Lots of notifications seem poorly designed in that nothing happens when you click on them. The notification doesn't get dismissed, nor is any action invoked. What's worse is that some of them stick around for a while before disappearing. To dismiss them you have click on the tiny x in the popup, which is not ideal. I wonder if KDE can do anything to address this problem caused by these third-party notifications Ideally there'd be a shortcut to invoke some default action on the notification, or if none exists, close the popup. I think it may even be a good idea to make sure that clicking on the body of the notification behave the same way as this proposed shortcut (invoke an action if one exists, close as fallback). In rare cases you want to copy notification text, so you might want an escape hatch for this click to dismiss action. Might it be possible to provide a "select text" button on the notification for these purposes? I am not sure whether this is whithin the realm of possibility or will have unwanted side-effects, so at a minimum I would just propose having a standard shortcut to dismiss (and maybe another one to snooze, if that's ever planned as a feature).

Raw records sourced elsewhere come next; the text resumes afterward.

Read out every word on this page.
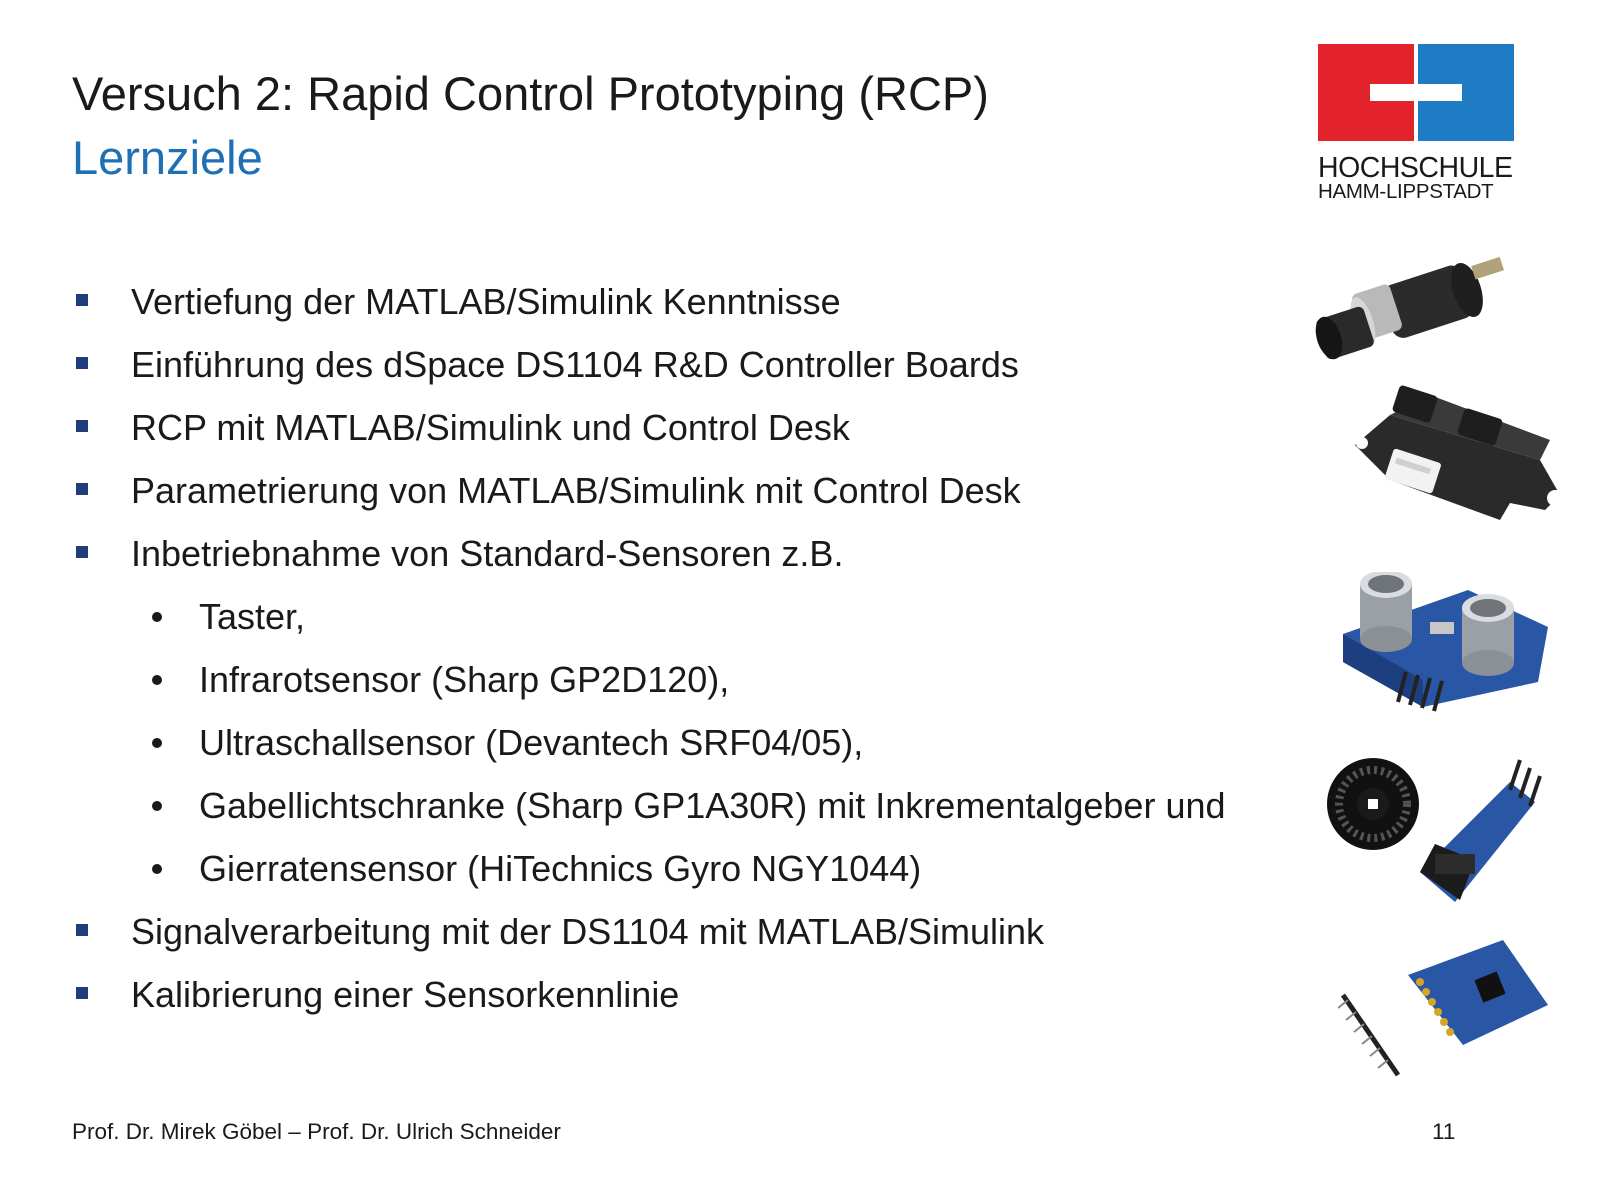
Versuch 2: Rapid Control Prototyping (RCP)
Lernziele	HOCHSCHULE
HAMM-LIPPSTADT
Vertiefung der MATLAB/Simulink Kenntnisse
Einführung des dSpace DS1104 R&D Controller Boards
RCP mit MATLAB/Simulink und Control Desk
Parametrierung von MATLAB/Simulink mit Control Desk
Inbetriebnahme von Standard-Sensoren z.B.
Taster,
Infrarotsensor (Sharp GP2D120),
Ultraschallsensor (Devantech SRF04/05),
Gabellichtschranke (Sharp GP1A30R) mit Inkrementalgeber und
Gierratensensor (HiTechnics Gyro NGY1044)
Signalverarbeitung mit der DS1104 mit MATLAB/Simulink
Kalibrierung einer Sensorkennlinie
Prof. Dr. Mirek Göbel – Prof. Dr. Ulrich Schneider	11
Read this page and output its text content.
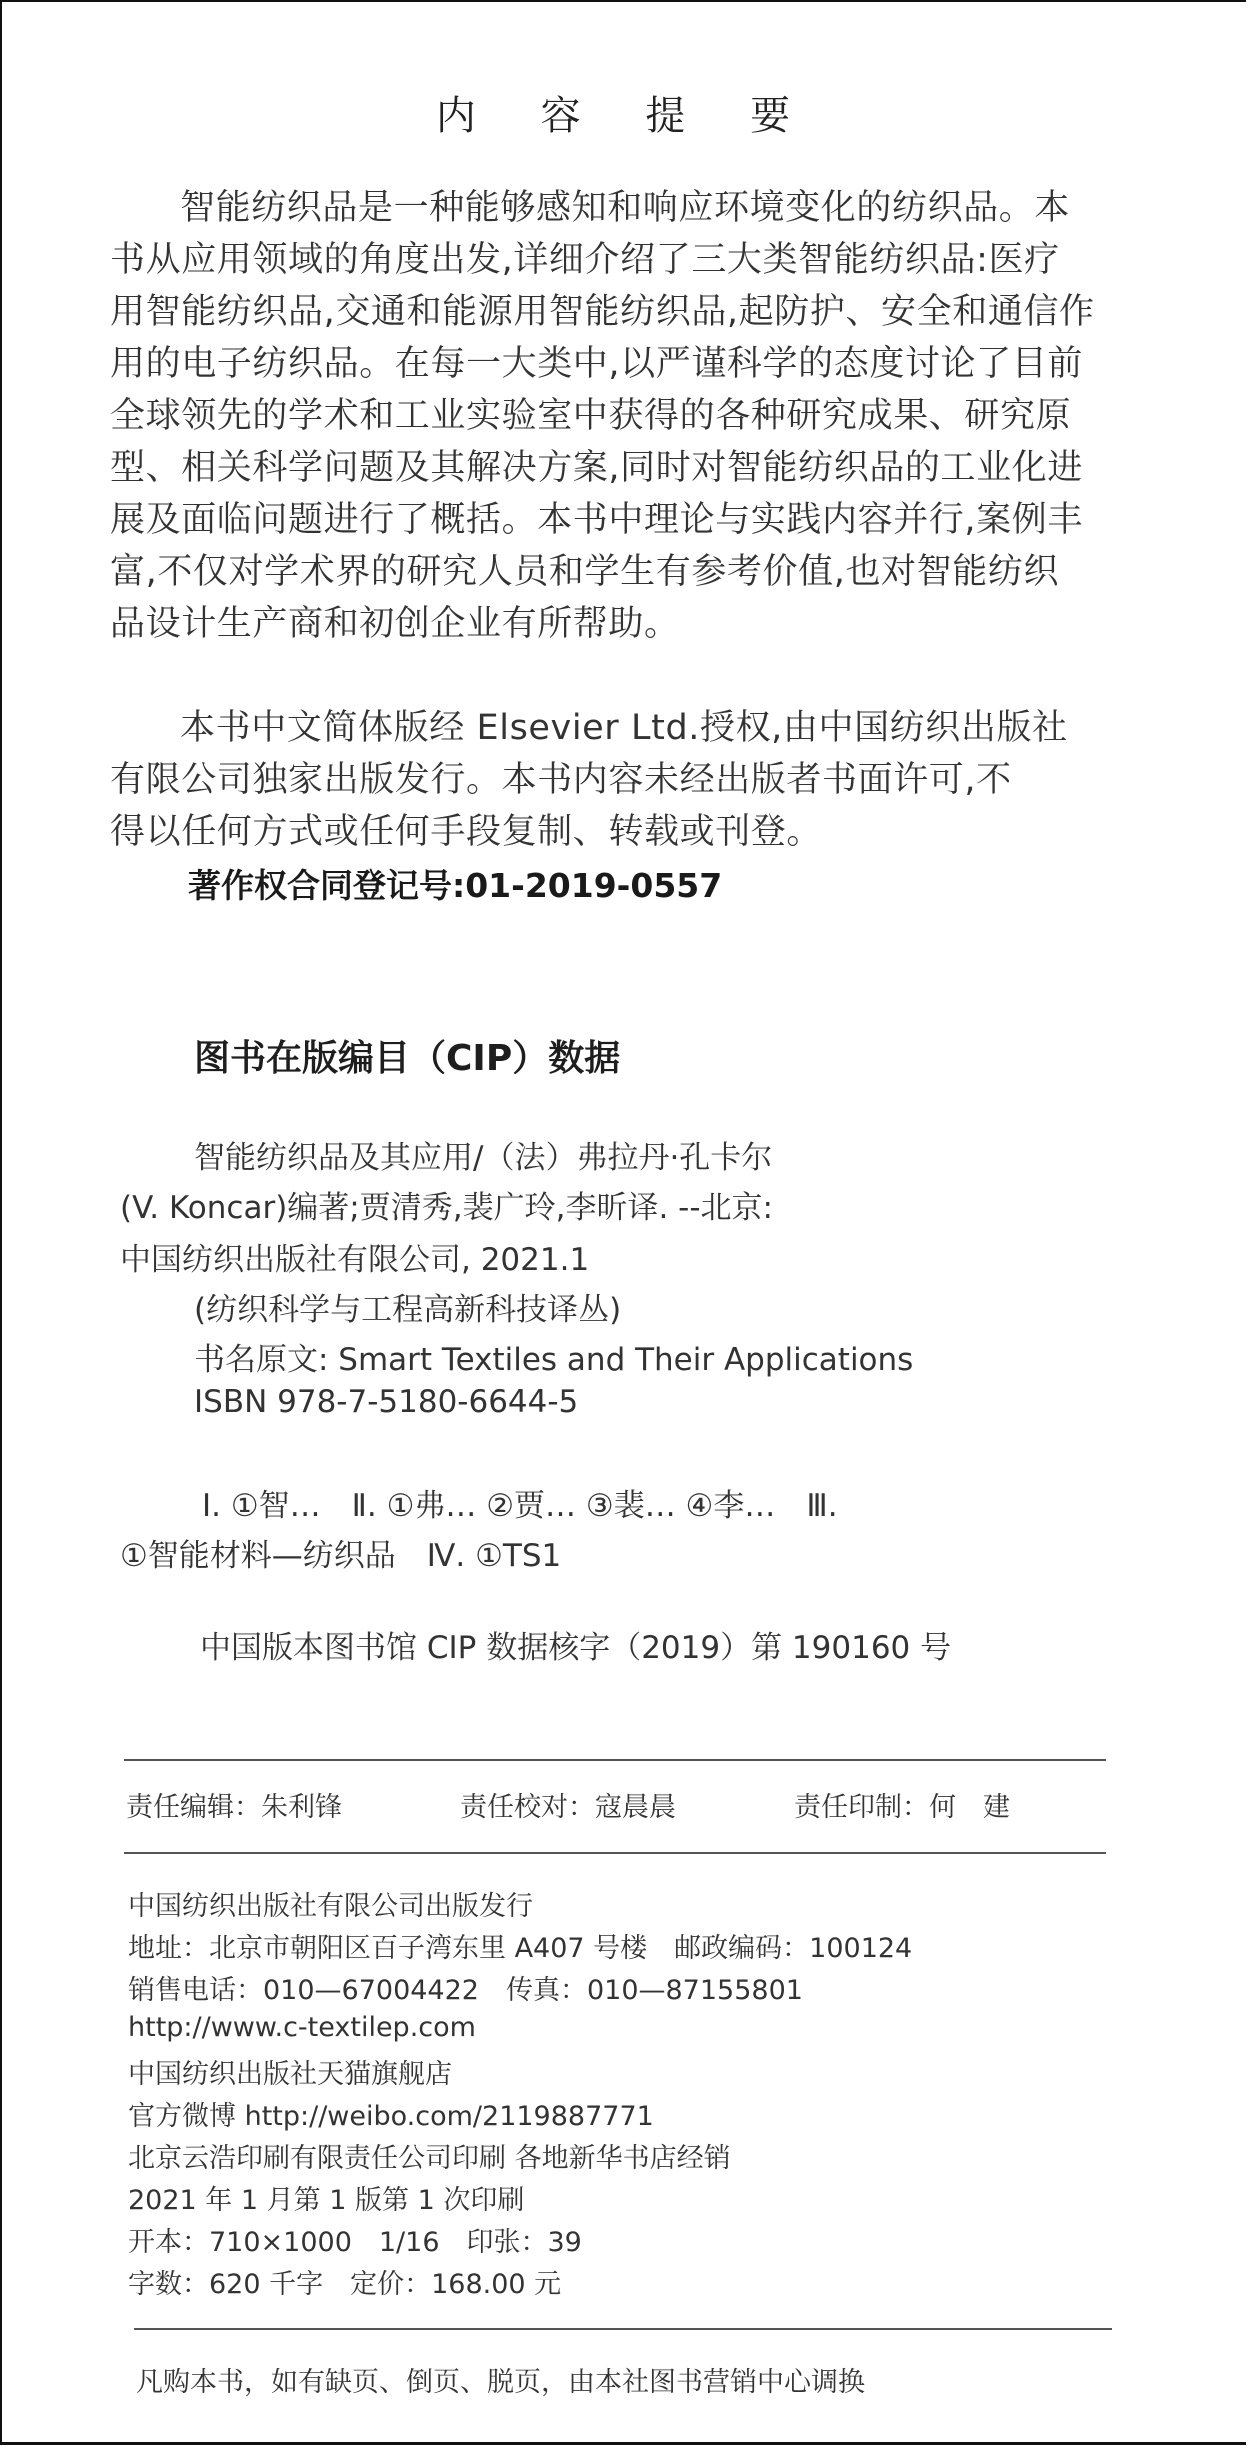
内 容 提 要
智能纺织品是一种能够感知和响应环境变化的纺织品。本
书从应用领域的角度出发,详细介绍了三大类智能纺织品:医疗
用智能纺织品,交通和能源用智能纺织品,起防护、安全和通信作
用的电子纺织品。在每一大类中,以严谨科学的态度讨论了目前
全球领先的学术和工业实验室中获得的各种研究成果、研究原
型、相关科学问题及其解决方案,同时对智能纺织品的工业化进
展及面临问题进行了概括。本书中理论与实践内容并行,案例丰
富,不仅对学术界的研究人员和学生有参考价值,也对智能纺织
品设计生产商和初创企业有所帮助。
本书中文简体版经 Elsevier Ltd.授权,由中国纺织出版社
有限公司独家出版发行。本书内容未经出版者书面许可,不
得以任何方式或任何手段复制、转载或刊登。
著作权合同登记号:01-2019-0557
图书在版编目（CIP）数据
智能纺织品及其应用/（法）弗拉丹·孔卡尔
(V. Koncar)编著;贾清秀,裴广玲,李昕译. --北京:
中国纺织出版社有限公司, 2021.1
(纺织科学与工程高新科技译丛)
书名原文: Smart Textiles and Their Applications
ISBN 978-7-5180-6644-5
Ⅰ. ①智…　Ⅱ. ①弗… ②贾… ③裴… ④李…　Ⅲ.
①智能材料—纺织品　Ⅳ. ①TS1
中国版本图书馆 CIP 数据核字（2019）第 190160 号
责任编辑：朱利锋	责任校对：寇晨晨	责任印制：何　建
中国纺织出版社有限公司出版发行
地址：北京市朝阳区百子湾东里 A407 号楼　邮政编码：100124
销售电话：010—67004422　传真：010—87155801
http://www.c-textilep.com
中国纺织出版社天猫旗舰店
官方微博 http://weibo.com/2119887771
北京云浩印刷有限责任公司印刷 各地新华书店经销
2021 年 1 月第 1 版第 1 次印刷
开本：710×1000　1/16　印张：39
字数：620 千字　定价：168.00 元
凡购本书，如有缺页、倒页、脱页，由本社图书营销中心调换
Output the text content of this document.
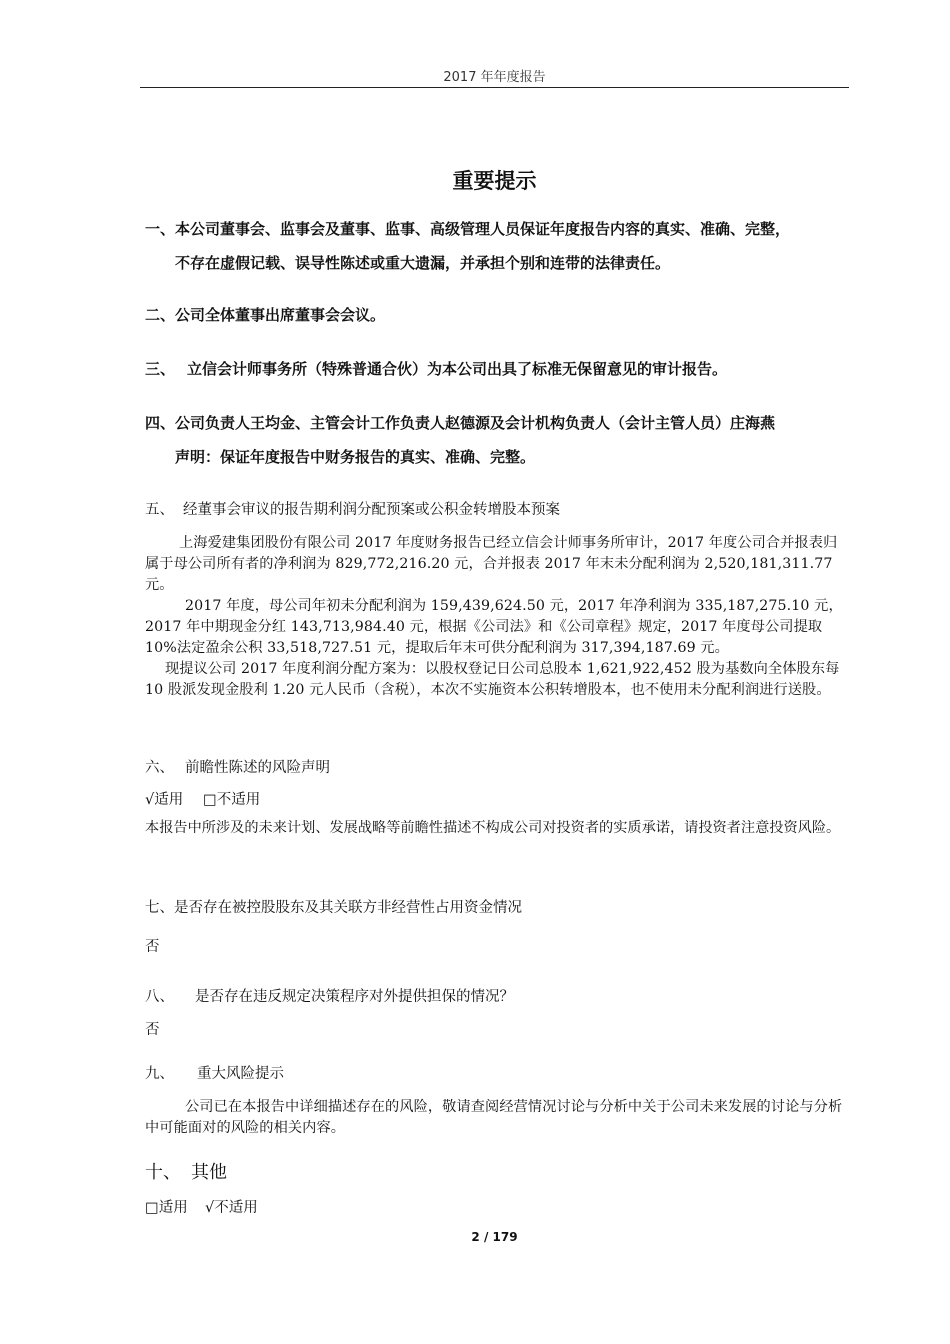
2017 年年度报告
重要提示
一、本公司董事会、监事会及董事、监事、高级管理人员保证年度报告内容的真实、准确、完整，
不存在虚假记载、误导性陈述或重大遗漏，并承担个别和连带的法律责任。
二、公司全体董事出席董事会会议。
三、 立信会计师事务所（特殊普通合伙）为本公司出具了标准无保留意见的审计报告。
四、公司负责人王均金、主管会计工作负责人赵德源及会计机构负责人（会计主管人员）庄海燕
声明：保证年度报告中财务报告的真实、准确、完整。
五、 经董事会审议的报告期利润分配预案或公积金转增股本预案

上海爱建集团股份有限公司 2017 年度财务报告已经立信会计师事务所审计，2017 年度公司合并报表归属于母公司所有者的净利润为 829,772,216.20 元，合并报表 2017 年末未分配利润为 2,520,181,311.77 元。

2017 年度，母公司年初未分配利润为 159,439,624.50 元，2017 年净利润为 335,187,275.10 元，2017 年中期现金分红 143,713,984.40 元，根据《公司法》和《公司章程》规定，2017 年度母公司提取 10%法定盈余公积 33,518,727.51 元，提取后年末可供分配利润为 317,394,187.69 元。

现提议公司 2017 年度利润分配方案为：以股权登记日公司总股本 1,621,922,452 股为基数向全体股东每 10 股派发现金股利 1.20 元人民币（含税），本次不实施资本公积转增股本，也不使用未分配利润进行送股。

六、 前瞻性陈述的风险声明
√适用 □不适用
本报告中所涉及的未来计划、发展战略等前瞻性描述不构成公司对投资者的实质承诺，请投资者注意投资风险。
七、是否存在被控股股东及其关联方非经营性占用资金情况
否
八、 是否存在违反规定决策程序对外提供担保的情况？
否
九、 重大风险提示

公司已在本报告中详细描述存在的风险，敬请查阅经营情况讨论与分析中关于公司未来发展的讨论与分析中可能面对的风险的相关内容。

十、 其他
□适用 √不适用
2 / 179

"I think it may even be a good idea to make sure that clicking on the body of the notification behave the same way as this proposed shortcut" This would be especially relevant for new users who aren't familiar with the shortcuts.
some of them wont even close when you act on them - like chromium notifications
alternatively it could be closable by a 2 finger swipe to the left on a touchpad which is treated as a left scroll. it already closes on swiping left on a touchscreen like on android. swiping right could pin it, save it for later or perform an action. alternatively a double click could be used to close as well. the middle click could be used for alternative actions. notifications with 2 or more options could use swiping left or right for the major 2 options and indicate that possibility with arrows on the buttons
> What's worse is that some of them stick around for a while before disappearing. To dismiss them you have click on the tiny x in the popup, which is not ideal. This is a separate issue; see Bug 413203. > some of them wont even close when you act on them - like chromium notifications This is still another separate issue; see Bug 464982.
The challenge is: what's sensible? If the app is running, we can focus and raise its window. But what the window is showing may not be relevant to what the notification was about. In this case, is it really sensible? The same goes double if the notification is in the history and the app isn't running anymore: all we can do is launch the app, but then there's no guarantee that the view it shows on launch will be related to the contents of the notification. What would folks propose we do here?